1927 film by Richard Wallace

McFadden's Flats is a 1927 American silent comedy film directed by Richard Wallace and based on an 1896 play of the same name.

==Cast==
- Charles Murray as Dan McFadden (credited as Charlie Murray)
- Chester Conklin as Jock McTavish
- Edna Murphy as Mary Ellen McFadden
- Larry Kent as Sandy McTavish
- Aggie Herring as Mrs. McFadden
- DeWitt Jennings as Patrick Halloran
- Cissy Fitzgerald as Mrs. Halloran
- Dorothy Dwan as Edith Halloran
- Freeman Wood as Desmond Halloran
- Dot Farley as Bridget Maloney
- Leo White as Hat Salesman
- Harvey Clark as Interior Decorator

==Production==
McFadden's Flats has held "a unique place in the hearts of theatregoers for more than thirty years", said Small in 1926. "But even this story requires changes and elaboration before it can be placed before screen audiences. This is partly due to the fact that the camera permits a visualisation of situations that could only be suggested on the stage."

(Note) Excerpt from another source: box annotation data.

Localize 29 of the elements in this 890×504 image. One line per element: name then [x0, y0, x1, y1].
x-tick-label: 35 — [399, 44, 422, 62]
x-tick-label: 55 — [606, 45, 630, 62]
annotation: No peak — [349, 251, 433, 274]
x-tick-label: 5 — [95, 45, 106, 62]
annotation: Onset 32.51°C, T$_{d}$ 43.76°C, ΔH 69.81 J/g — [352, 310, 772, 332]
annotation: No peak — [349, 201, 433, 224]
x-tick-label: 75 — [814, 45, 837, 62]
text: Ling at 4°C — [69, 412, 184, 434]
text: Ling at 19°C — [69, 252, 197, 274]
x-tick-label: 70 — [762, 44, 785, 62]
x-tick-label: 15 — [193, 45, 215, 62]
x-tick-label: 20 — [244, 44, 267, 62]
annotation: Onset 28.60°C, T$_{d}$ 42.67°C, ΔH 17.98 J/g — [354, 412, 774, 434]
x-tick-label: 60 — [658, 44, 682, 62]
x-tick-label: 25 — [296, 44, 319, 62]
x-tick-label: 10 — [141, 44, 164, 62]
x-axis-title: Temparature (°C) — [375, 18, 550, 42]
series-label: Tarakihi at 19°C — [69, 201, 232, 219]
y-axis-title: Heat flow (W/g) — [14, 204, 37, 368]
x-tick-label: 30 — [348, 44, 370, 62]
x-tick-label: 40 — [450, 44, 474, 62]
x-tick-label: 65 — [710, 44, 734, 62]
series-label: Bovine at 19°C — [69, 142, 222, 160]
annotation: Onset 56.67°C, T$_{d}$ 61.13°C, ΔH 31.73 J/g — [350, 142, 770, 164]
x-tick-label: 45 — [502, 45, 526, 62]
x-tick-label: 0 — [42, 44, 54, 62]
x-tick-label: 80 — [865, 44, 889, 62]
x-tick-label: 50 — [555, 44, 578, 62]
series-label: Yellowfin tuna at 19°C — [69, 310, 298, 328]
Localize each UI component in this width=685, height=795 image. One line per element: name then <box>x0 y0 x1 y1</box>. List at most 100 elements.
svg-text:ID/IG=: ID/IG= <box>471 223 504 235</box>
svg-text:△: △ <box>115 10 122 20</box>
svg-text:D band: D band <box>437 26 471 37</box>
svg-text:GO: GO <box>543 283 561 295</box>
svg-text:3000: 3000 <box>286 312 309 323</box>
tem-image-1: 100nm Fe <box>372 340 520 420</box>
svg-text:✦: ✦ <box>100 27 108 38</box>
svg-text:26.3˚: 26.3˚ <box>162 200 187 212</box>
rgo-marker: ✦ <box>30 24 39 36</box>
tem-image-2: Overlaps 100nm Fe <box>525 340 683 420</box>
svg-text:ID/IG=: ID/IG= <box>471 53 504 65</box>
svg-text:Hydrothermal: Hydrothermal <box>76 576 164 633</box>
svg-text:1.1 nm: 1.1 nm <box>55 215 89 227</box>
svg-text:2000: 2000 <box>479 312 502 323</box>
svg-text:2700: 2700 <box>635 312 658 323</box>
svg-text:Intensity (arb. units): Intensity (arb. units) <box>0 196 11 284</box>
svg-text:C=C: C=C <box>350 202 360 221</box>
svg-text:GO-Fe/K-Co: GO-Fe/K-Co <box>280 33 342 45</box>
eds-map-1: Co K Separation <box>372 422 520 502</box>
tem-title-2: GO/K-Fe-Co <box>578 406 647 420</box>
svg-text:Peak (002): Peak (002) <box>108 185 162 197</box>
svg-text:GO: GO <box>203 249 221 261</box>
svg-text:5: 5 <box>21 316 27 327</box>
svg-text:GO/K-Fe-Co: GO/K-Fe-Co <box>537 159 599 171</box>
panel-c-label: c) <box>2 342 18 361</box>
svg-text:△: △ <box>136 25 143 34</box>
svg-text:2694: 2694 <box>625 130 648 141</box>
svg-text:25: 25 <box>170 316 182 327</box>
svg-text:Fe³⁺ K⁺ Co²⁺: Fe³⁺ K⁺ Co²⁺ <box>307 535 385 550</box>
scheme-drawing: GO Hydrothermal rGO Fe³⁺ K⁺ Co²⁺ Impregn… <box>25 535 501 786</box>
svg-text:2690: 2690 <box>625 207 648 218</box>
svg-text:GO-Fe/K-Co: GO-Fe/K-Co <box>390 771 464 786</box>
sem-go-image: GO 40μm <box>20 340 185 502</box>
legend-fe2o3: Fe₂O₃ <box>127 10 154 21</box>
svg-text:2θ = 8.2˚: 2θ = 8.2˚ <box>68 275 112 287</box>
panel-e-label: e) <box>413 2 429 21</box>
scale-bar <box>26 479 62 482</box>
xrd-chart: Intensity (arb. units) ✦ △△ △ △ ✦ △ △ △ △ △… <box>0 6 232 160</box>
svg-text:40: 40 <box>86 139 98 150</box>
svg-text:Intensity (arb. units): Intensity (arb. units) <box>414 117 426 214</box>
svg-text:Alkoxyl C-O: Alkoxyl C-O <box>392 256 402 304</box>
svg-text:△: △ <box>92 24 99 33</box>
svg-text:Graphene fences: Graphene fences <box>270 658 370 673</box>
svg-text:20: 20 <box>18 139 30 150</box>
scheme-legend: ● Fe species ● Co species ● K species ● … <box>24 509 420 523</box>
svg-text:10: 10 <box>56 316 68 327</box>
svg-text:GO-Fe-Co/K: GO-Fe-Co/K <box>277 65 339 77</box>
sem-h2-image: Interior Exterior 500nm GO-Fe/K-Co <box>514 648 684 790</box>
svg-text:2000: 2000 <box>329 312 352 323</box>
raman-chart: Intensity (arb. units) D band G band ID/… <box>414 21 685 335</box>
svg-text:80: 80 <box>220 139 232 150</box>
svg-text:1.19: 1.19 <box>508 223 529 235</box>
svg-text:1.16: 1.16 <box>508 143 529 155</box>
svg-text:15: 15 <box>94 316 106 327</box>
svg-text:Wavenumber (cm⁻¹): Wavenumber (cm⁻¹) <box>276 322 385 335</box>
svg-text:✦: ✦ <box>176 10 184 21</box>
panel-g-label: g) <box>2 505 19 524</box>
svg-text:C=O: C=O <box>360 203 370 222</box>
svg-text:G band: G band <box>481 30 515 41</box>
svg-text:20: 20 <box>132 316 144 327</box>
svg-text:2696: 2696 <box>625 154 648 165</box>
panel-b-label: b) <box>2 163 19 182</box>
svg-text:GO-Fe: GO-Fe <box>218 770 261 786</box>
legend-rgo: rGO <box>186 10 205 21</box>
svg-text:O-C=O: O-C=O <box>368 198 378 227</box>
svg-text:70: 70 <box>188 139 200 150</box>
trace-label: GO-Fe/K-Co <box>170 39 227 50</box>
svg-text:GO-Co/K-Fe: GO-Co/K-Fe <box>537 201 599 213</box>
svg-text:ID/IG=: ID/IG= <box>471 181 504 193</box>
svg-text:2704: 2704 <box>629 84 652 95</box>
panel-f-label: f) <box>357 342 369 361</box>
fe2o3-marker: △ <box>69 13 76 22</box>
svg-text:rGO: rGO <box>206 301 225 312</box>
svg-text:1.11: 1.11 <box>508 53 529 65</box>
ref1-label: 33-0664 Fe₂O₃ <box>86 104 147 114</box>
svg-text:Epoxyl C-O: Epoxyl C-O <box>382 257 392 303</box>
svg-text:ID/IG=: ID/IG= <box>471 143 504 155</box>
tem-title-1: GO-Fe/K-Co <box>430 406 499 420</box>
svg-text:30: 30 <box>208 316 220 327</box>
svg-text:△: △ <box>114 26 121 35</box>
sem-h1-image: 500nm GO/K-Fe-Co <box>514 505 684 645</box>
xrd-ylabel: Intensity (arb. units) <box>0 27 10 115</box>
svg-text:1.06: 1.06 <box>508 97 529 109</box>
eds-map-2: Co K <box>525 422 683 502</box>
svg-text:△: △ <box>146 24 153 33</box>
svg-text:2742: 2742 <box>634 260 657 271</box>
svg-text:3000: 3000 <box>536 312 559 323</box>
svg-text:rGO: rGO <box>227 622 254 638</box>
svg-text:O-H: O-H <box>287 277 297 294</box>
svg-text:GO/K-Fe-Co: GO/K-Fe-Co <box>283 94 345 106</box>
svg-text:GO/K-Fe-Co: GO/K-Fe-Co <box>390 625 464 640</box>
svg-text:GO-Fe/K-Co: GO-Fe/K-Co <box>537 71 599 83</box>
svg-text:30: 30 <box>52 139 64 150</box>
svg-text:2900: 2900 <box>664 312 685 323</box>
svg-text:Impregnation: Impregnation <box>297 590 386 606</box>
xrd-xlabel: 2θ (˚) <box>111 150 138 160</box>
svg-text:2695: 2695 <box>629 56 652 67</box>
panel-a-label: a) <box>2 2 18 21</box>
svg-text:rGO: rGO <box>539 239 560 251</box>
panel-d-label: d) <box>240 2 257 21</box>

In addition the villainy present in the original play was downplayed. Small:
The substitution of many laughs must have made up for the lack of villainy. Newer productions are proving that audiences the world over want to laugh, and that they don't mind if the usual rules of production are overlooked in the finding of those laughs. Successful entertainment of the future will run more and more to humour than sobs, and money will be emended for ideas rather than lavish settings.
Grant Clarke and Jack Wagner wrote three new comedy sequences for the movie which saw its shooting schedule extended from ten days to two weeks.

==Reception==
The film was very popular.

==Preservation==
McFadden's Flats is currently presumed lost. In February of 2021, the film was cited by the National Film Preservation Board on their Lost U.S. Silent Feature Films list.